A practical operating model usually includes:

  • A named business or product owner for each agent in production
  • Documented tool boundaries and approval criteria for new capabilities
  • Central logging for prompts, tool calls, data access, and privilege changes
  • Ephemeral credentials with short TTLs instead of reusable static secrets
  • Periodic review of agent actions against the original business purpose

This approach is consistent with NHIMG research on lifecycle control in the Top 10 NHI Issues and with the escalation patterns described in AI LLM hijack breach. It also aligns with CSA MAESTRO agentic AI threat modeling framework, which emphasizes modelling agent behaviour and control points across the system. These controls tend to break down when agents are allowed to self-extend into new tools without a named runtime owner, because no one is accountable for the next action in the chain.

Common Variations and Edge Cases

Tighter ownership often increases operational overhead, requiring organisations to balance faster experimentation against stronger containment.
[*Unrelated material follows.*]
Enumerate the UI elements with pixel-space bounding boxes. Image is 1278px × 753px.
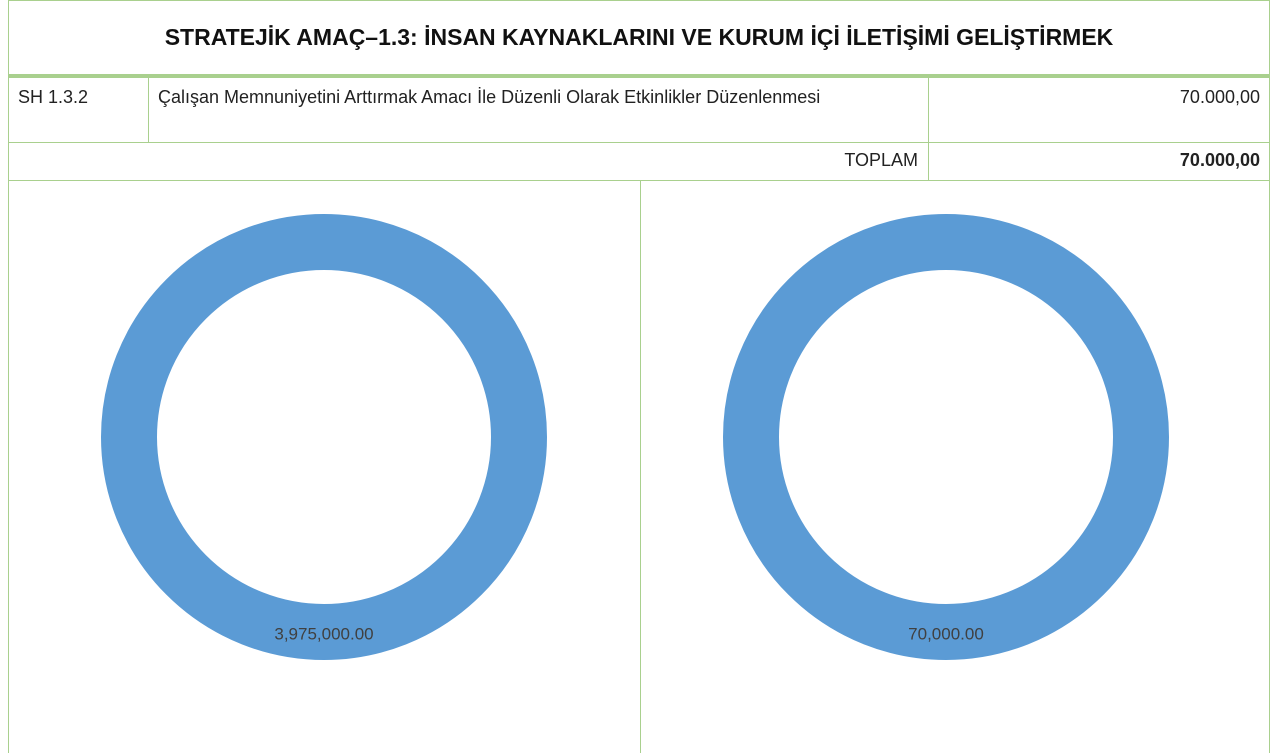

That tradeoff is real in research environments, shared copilots, and multi-team agent platforms where one control plane supports many use cases.

There is no universal standard for this yet, but current guidance suggests a few workable patterns. In a centrally managed platform, the platform team can own the identity substrate while each product team owns the agent’s behaviour in production. In regulated environments, legal or risk functions may require a formal business owner as a second approver for sensitive workflows. For externally facing agents, the owner should also be responsible for customer-impact review and emergency shutdown.
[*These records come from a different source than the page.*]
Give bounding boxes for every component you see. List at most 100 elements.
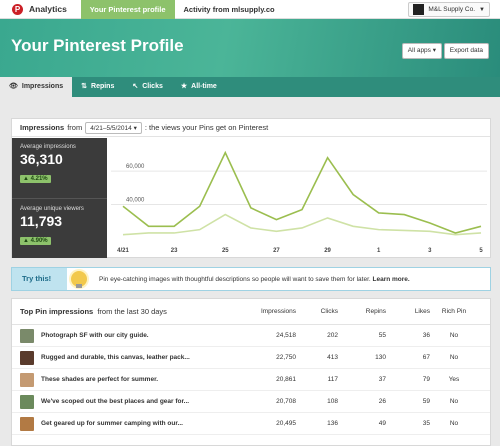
column-impressions[interactable]: Impressions [260, 308, 296, 315]
table-row[interactable]: These shades are perfect for summer. 20,8… [12, 369, 490, 391]
avg-viewers-label: Average unique viewers [20, 206, 84, 212]
page-title: Your Pinterest Profile [11, 36, 184, 55]
pin-impressions: 20,861 [276, 376, 296, 383]
pin-clicks: 413 [327, 354, 338, 361]
table-header: Top Pin impressions from the last 30 day… [12, 299, 490, 325]
pin-title[interactable]: These shades are perfect for summer. [41, 376, 159, 383]
metric-tabs: 👁 Impressions ⇅ Repins ↖ Clicks ★ All-time [0, 77, 500, 97]
stats-sidebar: Average impressions 36,310 ▲ 4.21% Avera… [12, 138, 107, 258]
account-name: M&L Supply Co. [428, 6, 476, 13]
all-apps-dropdown[interactable]: All apps ▾ [401, 43, 442, 59]
pin-rich: No [449, 420, 459, 427]
tab-repins[interactable]: ⇅ Repins [72, 77, 123, 97]
repin-icon: ⇅ [81, 83, 88, 90]
pin-impressions: 20,495 [276, 420, 296, 427]
x-tick-label: 29 [324, 248, 331, 254]
impressions-header: Impressions from 4/21–5/5/2014 ▾ : the v… [12, 119, 490, 137]
learn-more-link[interactable]: Learn more. [372, 275, 410, 283]
top-bar: P Analytics Your Pinterest profile Activ… [0, 0, 500, 19]
avg-impressions-value: 36,310 [20, 151, 63, 167]
pin-clicks: 117 [327, 376, 338, 383]
date-range-picker[interactable]: 4/21–5/5/2014 ▾ [85, 121, 142, 134]
tab-impressions[interactable]: 👁 Impressions [0, 77, 73, 97]
y-tick-label: 60,000 [126, 164, 145, 170]
table-row[interactable]: We've scoped out the best places and gea… [12, 391, 490, 413]
pin-cell: Get geared up for summer camping with ou… [12, 416, 244, 431]
pin-likes: 35 [422, 420, 430, 427]
pin-cell: Rugged and durable, this canvas, leather… [12, 350, 244, 365]
pin-likes: 79 [422, 376, 430, 383]
table-row[interactable]: Photograph SF with our city guide. 24,518… [12, 325, 490, 347]
table-title: Top Pin impressions from the last 30 day… [20, 307, 167, 316]
pin-thumbnail[interactable] [20, 328, 34, 343]
pin-rich: Yes [448, 376, 460, 383]
x-tick-label: 23 [171, 248, 178, 254]
tab-activity-from-site[interactable]: Activity from mlsupply.co [183, 4, 275, 14]
avg-impressions-change: ▲ 4.21% [20, 175, 51, 183]
avg-viewers-change: ▲ 4.90% [20, 237, 51, 245]
tab-clicks[interactable]: ↖ Clicks [123, 77, 172, 97]
pin-likes: 67 [422, 354, 430, 361]
column-likes[interactable]: Likes [414, 308, 430, 315]
pin-title[interactable]: Photograph SF with our city guide. [41, 332, 149, 339]
pin-impressions: 22,750 [276, 354, 296, 361]
x-tick-label: 25 [222, 248, 229, 254]
pin-thumbnail[interactable] [20, 394, 34, 409]
pinterest-logo-icon[interactable]: P [12, 3, 23, 15]
account-switcher[interactable]: M&L Supply Co. ▼ [408, 2, 490, 17]
pin-title[interactable]: We've scoped out the best places and gea… [41, 398, 190, 405]
pin-title[interactable]: Get geared up for summer camping with ou… [41, 420, 183, 427]
pin-impressions: 24,518 [276, 332, 296, 339]
avg-impressions-label: Average impressions [20, 144, 76, 150]
pin-thumbnail[interactable] [20, 350, 34, 365]
column-clicks[interactable]: Clicks [320, 308, 338, 315]
pin-thumbnail[interactable] [20, 416, 34, 431]
x-tick-label: 1 [377, 248, 381, 254]
pin-cell: We've scoped out the best places and gea… [12, 394, 244, 409]
star-icon: ★ [180, 83, 188, 90]
pin-repins: 26 [378, 398, 386, 405]
pin-likes: 59 [422, 398, 430, 405]
impressions-chart: 60,000 40,000 4/21 23 25 27 29 1 3 5 [111, 150, 487, 254]
try-this-label: Try this! [12, 268, 67, 290]
tab-all-time[interactable]: ★ All-time [172, 77, 226, 97]
stats-divider [12, 198, 107, 199]
x-tick-label: 4/21 [117, 248, 129, 254]
pin-clicks: 108 [327, 398, 338, 405]
avg-viewers-stat: Average unique viewers 11,793 ▲ 4.90% [20, 206, 84, 247]
eye-icon: 👁 [9, 83, 18, 90]
avg-impressions-stat: Average impressions 36,310 ▲ 4.21% [20, 144, 76, 185]
tip-banner: Try this! Pin eye-catching images with t… [11, 267, 491, 291]
account-avatar [413, 4, 425, 15]
series-line [122, 150, 482, 234]
brand-label[interactable]: Analytics [29, 4, 67, 14]
pin-cell: These shades are perfect for summer. [12, 372, 244, 387]
tab-your-pinterest-profile[interactable]: Your Pinterest profile [80, 0, 175, 19]
column-rich-pin[interactable]: Rich Pin [441, 308, 467, 315]
top-pins-table: Top Pin impressions from the last 30 day… [11, 298, 491, 446]
lightbulb-icon [71, 271, 87, 288]
pin-rich: No [449, 332, 459, 339]
pin-thumbnail[interactable] [20, 372, 34, 387]
pin-clicks: 136 [327, 420, 338, 427]
tip-text: Pin eye-catching images with thoughtful … [99, 275, 410, 283]
y-tick-label: 40,000 [126, 198, 145, 204]
impressions-label: Impressions [20, 123, 65, 132]
table-row[interactable]: Rugged and durable, this canvas, leather… [12, 347, 490, 369]
from-label: from [67, 123, 83, 132]
pin-rich: No [449, 398, 459, 405]
export-data-button[interactable]: Export data [443, 43, 489, 59]
pin-title[interactable]: Rugged and durable, this canvas, leather… [41, 354, 190, 361]
x-tick-label: 3 [428, 248, 432, 254]
hero-banner: Your Pinterest Profile All apps ▾ Export… [0, 19, 500, 77]
impressions-panel: Impressions from 4/21–5/5/2014 ▾ : the v… [11, 118, 491, 258]
pin-impressions: 20,708 [276, 398, 296, 405]
table-row[interactable]: Get geared up for summer camping with ou… [12, 413, 490, 435]
pin-repins: 55 [378, 332, 386, 339]
chevron-down-icon: ▼ [479, 6, 485, 13]
impressions-description: : the views your Pins get on Pinterest [144, 123, 269, 132]
x-tick-label: 27 [273, 248, 280, 254]
pin-repins: 49 [378, 420, 386, 427]
pin-clicks: 202 [327, 332, 338, 339]
column-repins[interactable]: Repins [365, 308, 386, 315]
Two edge cases deserve special attention. First, agents that are created by one team but embedded into another team’s workflow need a clear handoff, or accountability becomes fragmented. Second, multi-agent systems need ownership at both the system level and the individual agent level, because one misbehaving sub-agent can create lateral movement across the chain. For broader breach patterns, the 52 NHI Breaches Analysis shows how quickly unclear ownership turns into delayed revocation and incomplete investigation. Security teams should treat this as an operational design decision, not a reporting formality.

Standards & Framework Alignment

This section maps relevant standards and security frameworks to the operational risks and controls described in this guidance.

OWASP Agentic AI Top 10 and CSA MAESTRO address the attack and risk surface, while NIST AI RMF set the governance and control requirements practitioners need to meet.

Framework Control / Reference Relevance
OWASP Agentic AI Top 10 A05 Agent runtime abuse is central to accountability for autonomous behaviour.
CSA MAESTRO GOV MAESTRO stresses governance and ownership across the agent lifecycle.
NIST AI RMF GOVERN AI RMF GOVERN requires clear accountability for AI outcomes and oversight.

Map each autonomous agent to a business owner who is accountable for monitoring and escalation.